When I moved from India to the USA at age eight, I experienced the challenge of “feeling different” for the first time. I was teased for the way I looked, smelled, and spoke. I tried to fit in and belong by behaving as white/American as I could. That was my first closet: when I tried to deny my skin color and ethnicity. In college I began to acknowledge the richness of my South Asian culture with the help of my girlfriend.
At the age of 26, I found the perfect woman to marry. Before proposing, I explored my subtle attraction to other men. I wondered if I might be bisexual and questioned the stereotypical roles I was supposed to play. My earlier experience of internalized racism had conditioned my unsuspecting self to exist in a second closet: that of my internalized homophobia. It took some time for me to begin to admit this to myself.
Being uncertain of my new self-discovery, a part of me wanted to run away, and I transferred through my multinational employer to India. Though all of us in my family had Green Cards sponsored through my father’s employer, I had held on to my Indian passport to maintain some sense of my origin. However, I got my US Citizenship before I left. I wanted the ability to return to the US, my home since the age of eight.
Depending on one’s immigration status, one cannot leave the country for a prolonged period of time without jeopardizing the immigration process. Even with a Green Card and almost two decades of living legally in the US, that insecurity loomed.
I knew that for so many of my immigrant peers the options were much more restrictive. They were uncertain of their future status and some never became eligible to work or become full citizens. It is very important that immigration reform expand options for employment and citizenship for people like me, the families of employment visa holders. These freedoms, to work and travel, were essential to my journey.

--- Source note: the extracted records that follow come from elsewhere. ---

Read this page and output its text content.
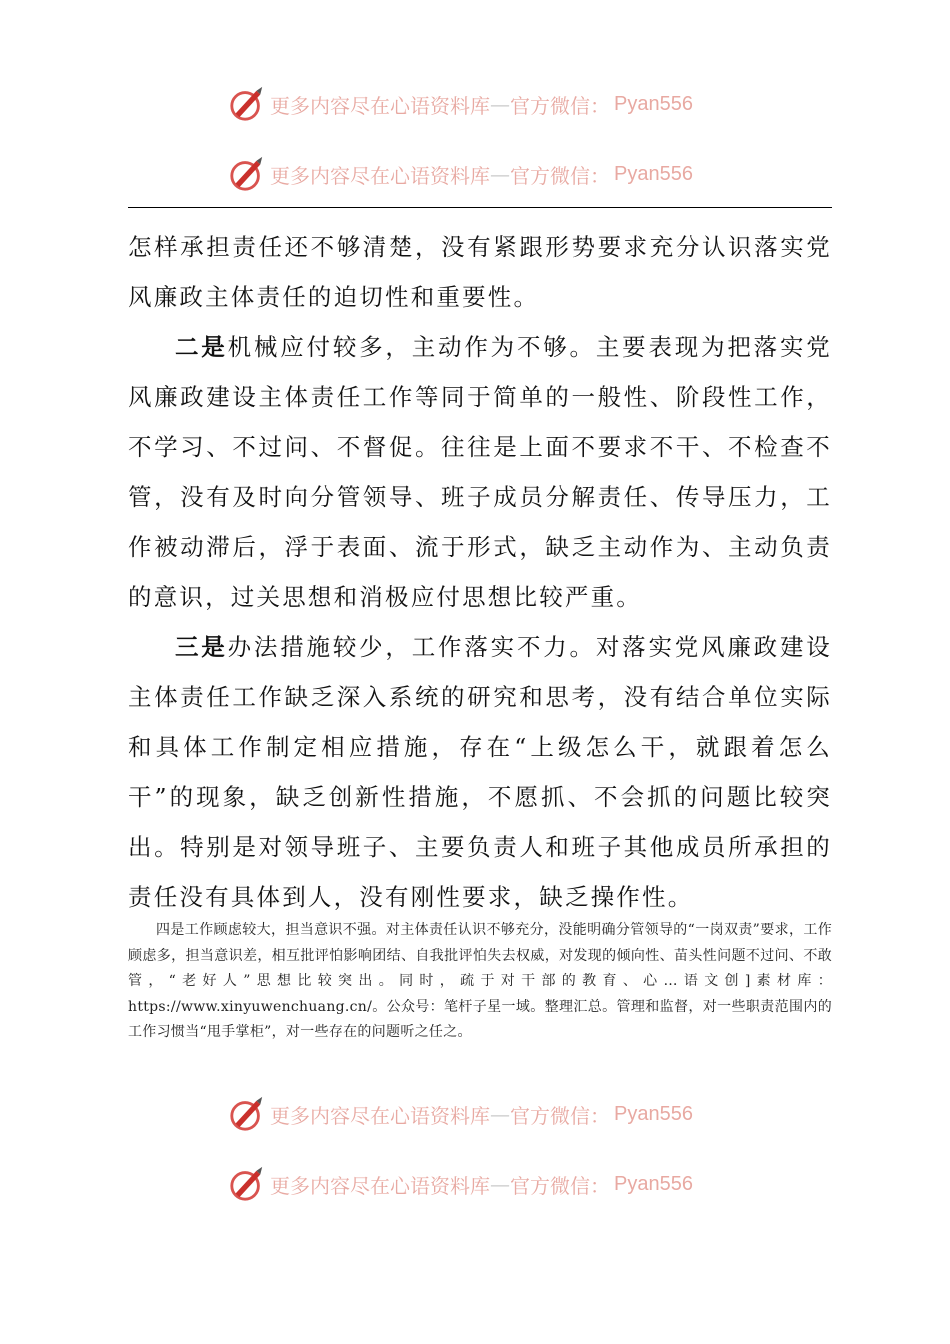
更多内容尽在心语资料库 — 官方微信： Pyan556
更多内容尽在心语资料库 — 官方微信： Pyan556

怎样承担责任还不够清楚，没有紧跟形势要求充分认识落实党风廉政主体责任的迫切性和重要性。

二是机械应付较多，主动作为不够。主要表现为把落实党风廉政建设主体责任工作等同于简单的一般性、阶段性工作，不学习、不过问、不督促。往往是上面不要求不干、不检查不管，没有及时向分管领导、班子成员分解责任、传导压力，工作被动滞后，浮于表面、流于形式，缺乏主动作为、主动负责的意识，过关思想和消极应付思想比较严重。

三是办法措施较少，工作落实不力。对落实党风廉政建设主体责任工作缺乏深入系统的研究和思考，没有结合单位实际和具体工作制定相应措施，存在“上级怎么干，就跟着怎么干”的现象，缺乏创新性措施，不愿抓、不会抓的问题比较突出。特别是对领导班子、主要负责人和班子其他成员所承担的责任没有具体到人，没有刚性要求，缺乏操作性。

四是工作顾虑较大，担当意识不强。对主体责任认识不够充分，没能明确分管领导的“一岗双责”要求，工作顾虑多，担当意识差，相互批评怕影响团结、自我批评怕失去权威，对发现的倾向性、苗头性问题不过问、不敢管，“老好人”思想比较突出。同时，疏于对干部的教育、心…语文创]素材库：https://www.xinyuwenchuang.cn/。公众号：笔杆子星一域。整理汇总。管理和监督，对一些职责范围内的工作习惯当“甩手掌柜”，对一些存在的问题听之任之。

更多内容尽在心语资料库 — 官方微信： Pyan556
更多内容尽在心语资料库 — 官方微信： Pyan556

After spending a number of years in India testing my values and peeling back the layers of denial, I got a better sense of my own identity. Staying in the “gay” closet was not healthy. I finally acknowledged that I am a homosexual. That breakthrough led me to start building a new community. Then, after being back in the US for a number of years, I seroconverted and realized that being HIV-positive was yet a third closet to contend with. I faced further discrimination and learned even more about disparities. I now try to lead a healthy life, open, and with integrity.

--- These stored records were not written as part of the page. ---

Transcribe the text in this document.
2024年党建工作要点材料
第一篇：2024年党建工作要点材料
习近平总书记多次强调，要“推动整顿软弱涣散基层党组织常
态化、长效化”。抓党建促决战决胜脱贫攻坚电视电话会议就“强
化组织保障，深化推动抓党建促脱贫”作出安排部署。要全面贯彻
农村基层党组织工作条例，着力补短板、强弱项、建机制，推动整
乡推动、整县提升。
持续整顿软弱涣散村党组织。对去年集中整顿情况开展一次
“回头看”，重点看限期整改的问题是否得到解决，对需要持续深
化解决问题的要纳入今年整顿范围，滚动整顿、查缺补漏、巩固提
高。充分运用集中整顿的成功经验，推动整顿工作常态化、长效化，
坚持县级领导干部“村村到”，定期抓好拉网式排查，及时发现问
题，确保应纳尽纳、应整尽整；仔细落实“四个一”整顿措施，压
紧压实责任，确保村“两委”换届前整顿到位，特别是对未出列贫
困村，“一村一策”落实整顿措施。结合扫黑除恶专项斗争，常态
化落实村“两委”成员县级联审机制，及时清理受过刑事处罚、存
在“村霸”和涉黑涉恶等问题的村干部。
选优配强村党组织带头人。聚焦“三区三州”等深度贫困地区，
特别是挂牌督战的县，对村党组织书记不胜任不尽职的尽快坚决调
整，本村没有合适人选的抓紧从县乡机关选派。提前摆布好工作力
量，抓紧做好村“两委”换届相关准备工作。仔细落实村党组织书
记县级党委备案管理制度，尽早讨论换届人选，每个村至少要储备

I can now be at ease with myself and others. I volunteer and help others who have at some point of our lives felt the strain of isolation, stigma, or being a minority within a minority. We must work on the issues affecting our overlapping communities. I believe that by sharing our experiences we can help spare others the pain and consequences of silence. I believe that other LGBT/HIV-positive immigrants should have the chance for living with equality and dignity. That is why I support immigration reform with a fair path to citizenship.